There is a sacred text called the Vijnana Bhairava, a gift from the God Shiva, and in it Shiva gives a set of yantras or images that are to be repeatedly held in the mind as devices for meditation. Several of these yantras revolve around contemplating the body as having nothing inside of it. You are to meditate upon the concept that you are space or emptiness. Structures that make up your body, such as your bones, muscles, organs, and vessels, only appear to be solid and have mass but when you use awareness to penetrate through to their deeper essence you will find no solidity, nothing at all substantial or lasting. Meditating on the vastness of the interior realms within you will reveal that between the layer of skin that superficially surrounds your entire body and the marrow of your bones that are hidden deep within your core you find enough space to house millions upon millions of parallel universes.
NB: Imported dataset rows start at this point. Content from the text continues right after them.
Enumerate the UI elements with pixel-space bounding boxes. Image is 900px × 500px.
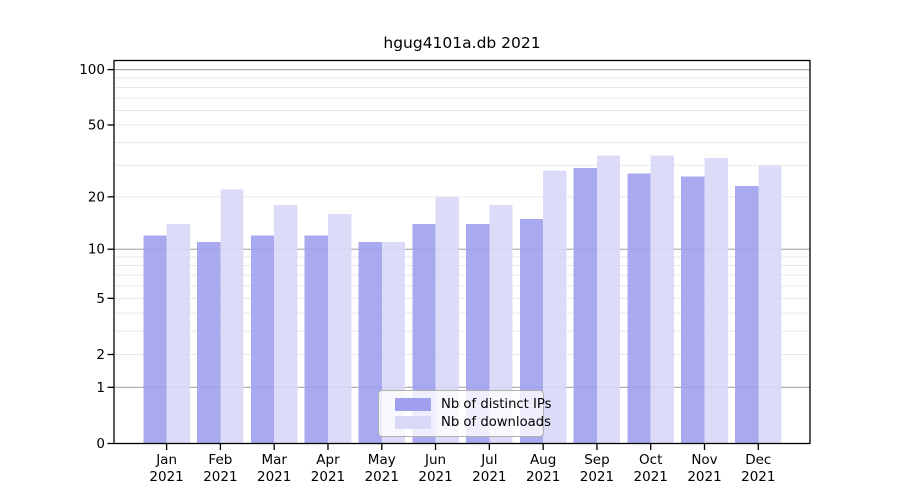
bar-nb-of-distinct-ips-jun [412,224,436,444]
bar-nb-of-distinct-ips-feb [197,242,221,444]
bar-nb-of-distinct-ips-oct [627,173,651,444]
bar-nb-of-distinct-ips-apr [304,235,328,444]
plot-border [113,59,811,445]
bar-nb-of-distinct-ips-aug [519,218,544,444]
legend-swatch-distinct-ips [395,397,431,411]
y-tick-label-50: 50 [88,117,105,133]
x-tick-label-jun: Jun [424,452,446,468]
bar-nb-of-downloads-jan [166,224,190,444]
x-tick-label-jul: Jul [480,452,497,468]
x-tick-label-nov: Nov [691,452,717,468]
x-tick-label-dec: Dec [745,452,771,468]
bar-nb-of-downloads-mar [274,204,298,444]
bar-nb-of-distinct-ips-mar [250,235,275,444]
y-tick-label-100: 100 [79,62,105,78]
x-tick-label-mar: Mar [261,452,287,468]
x-tick-label-feb: Feb [208,452,232,468]
x-tick-label-year-jul: 2021 [472,469,506,485]
bar-nb-of-distinct-ips-may [358,242,382,444]
bar-nb-of-distinct-ips-dec [734,186,759,444]
x-tick-label-year-aug: 2021 [526,469,560,485]
chart-title: hgug4101a.db 2021 [383,34,541,52]
bar-nb-of-downloads-feb [220,189,244,444]
bar-nb-of-downloads-nov [704,157,728,444]
y-tick-label-1: 1 [96,380,105,396]
x-tick-label-sep: Sep [584,452,609,468]
x-tick-label-year-jun: 2021 [418,469,452,485]
x-tick-label-year-nov: 2021 [687,469,721,485]
y-tick-label-10: 10 [88,242,105,258]
x-tick-label-aug: Aug [530,452,556,468]
x-tick-label-year-oct: 2021 [634,469,668,485]
legend-item-distinct-ips: Nb of distinct IPs [395,395,552,414]
x-tick-label-may: May [368,452,396,468]
bar-nb-of-downloads-aug [543,170,567,444]
legend-swatch-downloads [395,416,431,430]
x-tick-label-apr: Apr [316,452,340,468]
x-tick-label-oct: Oct [639,452,662,468]
x-tick-label-year-mar: 2021 [257,469,291,485]
bar-nb-of-distinct-ips-sep [573,167,597,444]
legend-label-downloads: Nb of downloads [441,415,551,431]
bar-nb-of-downloads-dec [758,165,782,444]
y-tick-label-5: 5 [96,291,105,307]
legend-item-downloads: Nb of downloads [395,414,551,433]
bar-nb-of-downloads-jun [435,196,459,444]
bar-nb-of-downloads-sep [596,155,621,444]
x-tick-label-year-feb: 2021 [203,469,237,485]
x-tick-label-jan: Jan [155,452,177,468]
bar-nb-of-distinct-ips-nov [681,176,705,444]
x-tick-label-year-apr: 2021 [311,469,345,485]
x-tick-label-year-sep: 2021 [580,469,614,485]
y-tick-label-0: 0 [96,436,105,452]
bar-nb-of-distinct-ips-jul [466,224,490,444]
bar-nb-of-downloads-oct [650,155,675,444]
y-tick-label-2: 2 [96,347,105,363]
y-tick-label-20: 20 [88,189,105,205]
legend-label-distinct-ips: Nb of distinct IPs [441,396,552,412]
x-tick-label-year-dec: 2021 [741,469,775,485]
legend: Nb of distinct IPs Nb of downloads [378,390,552,437]
bar-nb-of-downloads-jul [489,204,513,444]
x-tick-label-year-jan: 2021 [149,469,183,485]
bar-nb-of-downloads-apr [327,213,352,444]
bar-nb-of-distinct-ips-jan [143,235,167,444]
x-tick-label-year-may: 2021 [365,469,399,485]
As a yogi you contemplate your interior space as void, empty, or without form, in order to know all form as without substance. You cause your mind to mirror the quality of spaciousness as a means to creating silence and stillness in your poses. Practice reveals that your arms, legs, pelvis, torso, and head all share the common essense of space.
Using the contemplation of space to enter silence and stillness gives you an effective means of stopping unnecessary, habitual, gross and subtle movements in your asana practice. For example, you can create a feeling of infinite space in Downward Facing Dog, by rooting down through your hands and feet, stabilizing your arms and legs, and then creating infinite extension along your arms, legs, and spine. Since your pose is silent, steady, and spacious you are able to detect and eliminate all manner of tiny habitual shifts and extraneous movements in your body and mind. By fastening your attention onto the element of space you see all movement as a disturbance, an unwanted interruption to the flow of internal awareness that you have created.
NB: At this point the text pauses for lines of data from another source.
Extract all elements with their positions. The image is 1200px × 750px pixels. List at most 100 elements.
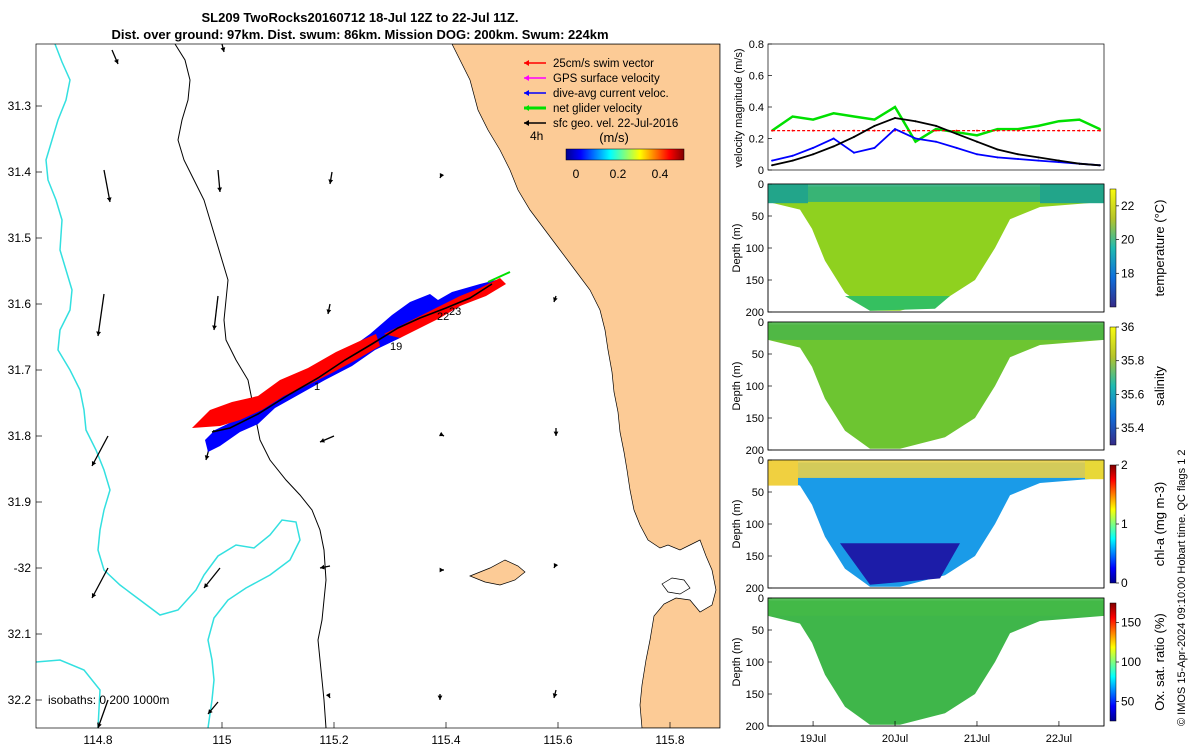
velocity-point xyxy=(935,129,937,132)
velocity-lines xyxy=(771,105,1101,167)
velocity-point xyxy=(873,118,876,121)
velocity-point xyxy=(1078,118,1081,121)
figure-title-line2: Dist. over ground: 97km. Dist. swum: 86k… xyxy=(111,27,609,42)
colorbar-tick-label: 50 xyxy=(1121,694,1135,708)
colorbar-tick-label: 0 xyxy=(1121,576,1128,590)
section-colorbar xyxy=(1109,326,1117,446)
depth-tick-label: 50 xyxy=(752,625,764,637)
depth-tick-label: 50 xyxy=(752,349,764,361)
depth-tick-label: 100 xyxy=(746,519,764,531)
map-x-tick-label: 115 xyxy=(212,733,231,747)
temperature-west-band xyxy=(768,184,808,204)
velocity-point xyxy=(873,129,876,132)
velocity-point xyxy=(996,129,999,132)
colorbar-tick-label: 35.4 xyxy=(1121,421,1145,435)
track-label-1: 1 xyxy=(314,381,320,393)
section-data-area xyxy=(768,186,1104,311)
depth-tick-label: 100 xyxy=(746,657,764,669)
velocity-point xyxy=(996,156,999,159)
velocity-point xyxy=(955,146,958,149)
geo-arrowhead xyxy=(553,431,559,436)
geo-arrowhead xyxy=(553,563,559,568)
geo-arrowhead xyxy=(439,173,445,178)
geo-arrowhead xyxy=(320,564,325,570)
island xyxy=(469,559,526,586)
map-y-tick-label: 32.1 xyxy=(8,627,32,641)
velocity-point xyxy=(996,128,999,131)
geo-velocity-arrow xyxy=(97,699,109,729)
geo-arrowhead xyxy=(91,461,97,466)
velocity-point xyxy=(853,115,855,118)
depth-tick-label: 0 xyxy=(758,455,764,467)
section-colorbar xyxy=(1109,464,1117,584)
velocity-ylabel: velocity magnitude (m/s) xyxy=(733,48,745,167)
velocity-point xyxy=(771,129,774,132)
geo-arrowhead xyxy=(326,309,332,314)
section-colorbar-label: chl-a (mg m-3) xyxy=(1152,482,1167,567)
geo-velocity-arrow xyxy=(213,295,219,331)
geo-arrowhead xyxy=(439,431,444,437)
velocity-point xyxy=(976,153,978,156)
legend-arrowhead xyxy=(524,90,529,96)
velocity-point xyxy=(1037,156,1040,159)
velocity-point xyxy=(1017,129,1019,132)
colorbar-tick-label: 36 xyxy=(1121,320,1135,334)
geo-arrowhead xyxy=(320,438,325,443)
swim-vector-fill xyxy=(192,334,380,428)
depth-tick-label: 200 xyxy=(746,307,764,319)
velocity-point xyxy=(1057,161,1060,164)
isobath-1000m-west xyxy=(36,659,101,728)
map-y-tick-label: 32.2 xyxy=(8,693,32,707)
velocity-point xyxy=(914,137,917,140)
velocity-point xyxy=(1078,129,1081,132)
section-colorbar-label: temperature (°C) xyxy=(1152,200,1167,297)
section-colorbar-label: Ox. sat. ratio (%) xyxy=(1152,613,1167,711)
land-mass xyxy=(451,44,720,728)
map-frame xyxy=(35,43,721,729)
geo-velocity-arrow xyxy=(103,169,111,203)
geo-arrowhead xyxy=(114,59,119,64)
isobath-200m xyxy=(174,44,327,728)
glider-track: 1 22 23 19 xyxy=(192,271,511,452)
section-data-area xyxy=(768,324,1104,449)
velocity-point xyxy=(996,148,999,151)
geo-velocity-arrow xyxy=(91,567,109,599)
velocity-point xyxy=(873,146,876,149)
track-label-22: 22 xyxy=(437,311,449,323)
section-surface-band xyxy=(768,598,1104,616)
imos-credit: © IMOS 15-Apr-2024 09:10:00 Hobart time.… xyxy=(1176,449,1188,726)
velocity-point xyxy=(955,129,958,132)
velocity-point xyxy=(812,118,815,121)
velocity-y-axis: 0 0.2 0.4 0.6 0.8 xyxy=(749,39,772,177)
velocity-point xyxy=(812,129,815,132)
velocity-point xyxy=(1057,159,1060,162)
geo-arrowhead xyxy=(552,693,558,698)
depth-tick-label: 150 xyxy=(746,689,764,701)
map-y-tick-label: 31.9 xyxy=(8,495,32,509)
geo-arrowhead xyxy=(106,197,112,202)
isobath-1000m xyxy=(45,44,301,728)
map-y-tick-label: -32 xyxy=(14,561,32,575)
velocity-y-tick-label: 0.2 xyxy=(749,134,764,146)
velocity-point xyxy=(976,134,978,137)
time-axis: 19Jul 20Jul 21Jul 22Jul xyxy=(800,721,1072,745)
velocity-panel: 0 0.2 0.4 0.6 0.8 velocity magnitude (m/s) xyxy=(733,39,1105,177)
geo-arrowhead xyxy=(328,179,334,184)
velocity-point xyxy=(1037,129,1040,132)
section-colorbar-label: salinity xyxy=(1152,366,1167,406)
velocity-point xyxy=(832,137,835,140)
depth-tick-label: 200 xyxy=(746,721,764,733)
velocity-point xyxy=(1098,164,1101,167)
velocity-point xyxy=(832,112,835,115)
velocity-point xyxy=(1078,162,1081,165)
colorbar-tick-0.4: 0.4 xyxy=(652,167,669,181)
depth-tick-label: 0 xyxy=(758,317,764,329)
section-surface-band xyxy=(768,460,1104,478)
velocity-point xyxy=(935,140,937,143)
velocity-point xyxy=(812,153,815,156)
velocity-point xyxy=(894,117,896,119)
section-panel-salinity: 0 50 100 150 200 Depth (m) 36 35.8 35.6 35.4 salin… xyxy=(731,317,1167,457)
chla-west-high xyxy=(768,460,798,486)
geo-arrowhead xyxy=(204,583,209,588)
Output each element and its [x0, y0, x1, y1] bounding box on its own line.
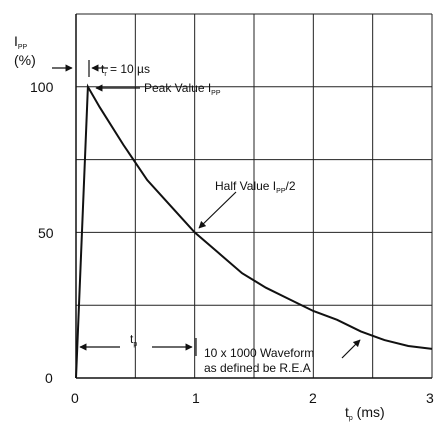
- y-tick-labels: 100 50 0: [30, 79, 54, 386]
- axes: [75, 14, 432, 379]
- svg-text:(%): (%): [14, 52, 36, 68]
- x-tick-3: 3: [426, 390, 434, 406]
- svg-text:tp: tp: [130, 332, 137, 348]
- svg-text:tr = 10 µs: tr = 10 µs: [101, 62, 150, 78]
- y-tick-0: 0: [45, 370, 53, 386]
- waveform-description: 10 x 1000 Waveform as defined be R.E.A: [204, 339, 361, 375]
- svg-text:Half Value IPP/2: Half Value IPP/2: [215, 179, 296, 195]
- waveform-curve: [75, 83, 433, 379]
- x-tick-2: 2: [309, 390, 317, 406]
- x-tick-labels: 0 1 2 3: [71, 390, 434, 406]
- y-axis-label: IPP (%): [14, 33, 36, 68]
- tp-annotation: tp: [79, 332, 197, 356]
- x-tick-0: 0: [71, 390, 79, 406]
- y-tick-100: 100: [30, 79, 54, 95]
- rise-time-annotation: tr = 10 µs: [52, 60, 150, 78]
- grid: [76, 13, 433, 378]
- svg-text:IPP: IPP: [14, 33, 28, 51]
- svg-text:10 x 1000 Waveform: 10 x 1000 Waveform: [204, 346, 314, 360]
- x-tick-1: 1: [192, 390, 200, 406]
- svg-text:Peak Value IPP: Peak Value IPP: [144, 81, 221, 97]
- peak-value-annotation: Peak Value IPP: [95, 81, 221, 97]
- y-tick-50: 50: [38, 225, 54, 241]
- x-axis-label: tp (ms): [345, 404, 385, 422]
- svg-text:as defined be R.E.A: as defined be R.E.A: [204, 361, 311, 375]
- half-value-annotation: Half Value IPP/2: [198, 179, 296, 229]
In practice, whether staying in an asana or moving through transition positions, your mind can be so razor sharp that you swiftly cut away movements that do not belong. Repetition of a movement or posture is meant to teach you to arrive in a meditative state without preamble. Since you have rehearsed the act of setting up a pose, including variables such as skeletal positioning, breathing protocol, and rhythm, you can move into position with a swift, sure, and complete move. You strike the pose in an instant and become as still as a statue. By utilizing the gesture you come to understand that there is a difference between going fast and hurrying. Becoming impatient or rushing is not what you want, but rather to clip along, flowing with purity through your vinyasa positions, executing transitions with lickety split nimbleness and yet remaining steady, silent and ready to strike an immovable spot in any instant. You train yourself how to move fast and stop fast, to switch between being fully in motion and utterly still with seamless fluidity. By using this technique you can create a state of meditation as fast as you can wink.
One way to expand the definition of meditation is to allow your self the freedom to find stillness in any position, at any time, and for any length of time. You give yourself permission to cherish any position that brings stillness no matter how unlikely, unorthodox or uncommon the position. The only essential criterion for any position is to arrive in the present moment somehow and create a flow of sustained internal awareness. Don't give anyone the power to decide for you what constitutes a state of meditation. The only rule that applies is that you find an immovable position and enjoy a diamond clear pause, and in this moment, above all else, you value bringing activity to a stop.